Website: oakwood.edu
Oakwood University, in Huntsville, Alabama, was founded by the Seventh-Day Adventist Church (SDA) in 1896 to educate the recently freed-African Americans of the South. Drawing upon its Christian faith and the emancipation of enslaved people by President Abraham Lincoln in 1863, the institution believed that “all people are created equal,” and they deserved the opportunity to learn a trade.
Today, Oakwood continues to exemplify its mission of transforming students through biblically-based education to serve God and humanity.
Through engagement in its transformation work, Oakwood University has achieved several goals to benefit students, faculty and staff. One such goal was to cultivate competency gains by offering degree program certifications. The university introduced new graduate certifications in public health and nutrition, fitness health, promotion and behavior, Christian ministry and strategic leadership through the initiative.
IBM certifications were made available to faculty and students, and IBM SPSS® software, a platform offering advanced statistical analysis, was installed on all University computers utilized by students. Most notably, over 12,000 degree-program-specific certifications were earned by the students, with 1041 specific to tech literacy.
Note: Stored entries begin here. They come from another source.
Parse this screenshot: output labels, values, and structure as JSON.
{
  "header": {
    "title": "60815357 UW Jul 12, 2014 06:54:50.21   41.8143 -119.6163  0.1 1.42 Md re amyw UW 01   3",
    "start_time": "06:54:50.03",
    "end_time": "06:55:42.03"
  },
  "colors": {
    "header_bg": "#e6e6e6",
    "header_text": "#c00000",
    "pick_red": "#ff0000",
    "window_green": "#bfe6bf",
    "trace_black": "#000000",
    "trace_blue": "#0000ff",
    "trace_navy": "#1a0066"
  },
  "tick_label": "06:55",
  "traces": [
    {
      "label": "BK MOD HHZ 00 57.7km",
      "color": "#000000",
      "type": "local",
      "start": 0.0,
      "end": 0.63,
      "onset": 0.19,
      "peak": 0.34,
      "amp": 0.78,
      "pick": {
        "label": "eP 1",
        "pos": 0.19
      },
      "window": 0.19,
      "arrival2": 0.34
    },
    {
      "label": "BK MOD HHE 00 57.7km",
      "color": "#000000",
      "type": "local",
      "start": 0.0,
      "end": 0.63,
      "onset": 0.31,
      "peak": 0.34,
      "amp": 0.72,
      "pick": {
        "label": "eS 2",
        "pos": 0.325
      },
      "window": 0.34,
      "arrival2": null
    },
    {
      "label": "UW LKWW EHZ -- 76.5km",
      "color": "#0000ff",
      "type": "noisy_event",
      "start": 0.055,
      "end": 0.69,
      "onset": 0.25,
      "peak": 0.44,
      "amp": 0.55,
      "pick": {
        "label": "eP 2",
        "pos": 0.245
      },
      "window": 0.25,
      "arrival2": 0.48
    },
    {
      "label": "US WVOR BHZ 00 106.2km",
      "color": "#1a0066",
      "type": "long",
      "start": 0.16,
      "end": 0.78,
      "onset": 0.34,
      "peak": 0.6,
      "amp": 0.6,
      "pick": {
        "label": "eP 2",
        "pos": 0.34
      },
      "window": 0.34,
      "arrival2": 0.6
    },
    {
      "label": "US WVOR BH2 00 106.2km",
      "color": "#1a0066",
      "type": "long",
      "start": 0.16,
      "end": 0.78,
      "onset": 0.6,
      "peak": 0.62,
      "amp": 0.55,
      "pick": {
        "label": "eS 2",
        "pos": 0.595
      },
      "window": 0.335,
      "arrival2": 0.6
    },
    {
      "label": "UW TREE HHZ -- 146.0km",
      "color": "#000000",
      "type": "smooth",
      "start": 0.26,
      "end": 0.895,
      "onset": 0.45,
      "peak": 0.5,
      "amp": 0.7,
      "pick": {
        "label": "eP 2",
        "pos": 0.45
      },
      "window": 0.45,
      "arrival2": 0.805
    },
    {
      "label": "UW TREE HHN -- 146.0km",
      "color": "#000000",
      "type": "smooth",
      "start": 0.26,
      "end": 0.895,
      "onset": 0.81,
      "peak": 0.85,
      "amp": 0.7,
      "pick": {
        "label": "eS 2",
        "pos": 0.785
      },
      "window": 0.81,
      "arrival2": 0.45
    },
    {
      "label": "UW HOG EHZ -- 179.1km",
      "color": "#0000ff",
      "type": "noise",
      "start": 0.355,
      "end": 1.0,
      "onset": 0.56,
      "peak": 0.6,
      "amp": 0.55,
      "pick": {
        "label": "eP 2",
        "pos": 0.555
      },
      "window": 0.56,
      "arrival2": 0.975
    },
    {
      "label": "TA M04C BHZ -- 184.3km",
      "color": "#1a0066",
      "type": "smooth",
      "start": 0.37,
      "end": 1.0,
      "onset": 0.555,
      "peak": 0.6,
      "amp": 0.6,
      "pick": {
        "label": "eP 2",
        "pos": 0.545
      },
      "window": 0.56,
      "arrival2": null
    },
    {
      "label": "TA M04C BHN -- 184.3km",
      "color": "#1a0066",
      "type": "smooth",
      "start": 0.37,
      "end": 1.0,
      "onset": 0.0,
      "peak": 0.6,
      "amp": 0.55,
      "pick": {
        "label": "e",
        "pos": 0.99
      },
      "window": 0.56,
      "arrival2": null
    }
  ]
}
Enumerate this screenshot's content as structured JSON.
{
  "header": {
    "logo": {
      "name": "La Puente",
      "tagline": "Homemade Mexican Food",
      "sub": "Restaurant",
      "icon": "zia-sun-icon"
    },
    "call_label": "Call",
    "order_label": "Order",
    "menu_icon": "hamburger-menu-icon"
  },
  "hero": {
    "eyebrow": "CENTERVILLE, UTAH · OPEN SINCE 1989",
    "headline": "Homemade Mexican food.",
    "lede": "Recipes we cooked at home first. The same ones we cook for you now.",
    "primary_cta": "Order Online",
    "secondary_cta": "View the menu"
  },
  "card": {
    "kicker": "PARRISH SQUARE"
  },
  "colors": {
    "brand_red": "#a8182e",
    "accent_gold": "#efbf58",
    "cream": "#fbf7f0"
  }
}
The OU Connect app, developed on the Ready Education platform, and launched in August 2020 to digitize student success services on a private social network, now has over 1400 regular users. The platform has already demonstrated its ability to improve student retention. The university experienced an 80% retention rate for sophomores and increased its enrollment of full-time students.
Facilitated through the Institute for Capacity Building, the institution is now a UNCF cohort member in the HBCU Transformation Project, a first-of-its-kind effort to improve student enrollment, graduate success and institutional effectiveness rates at Historically Black Colleges and Universities.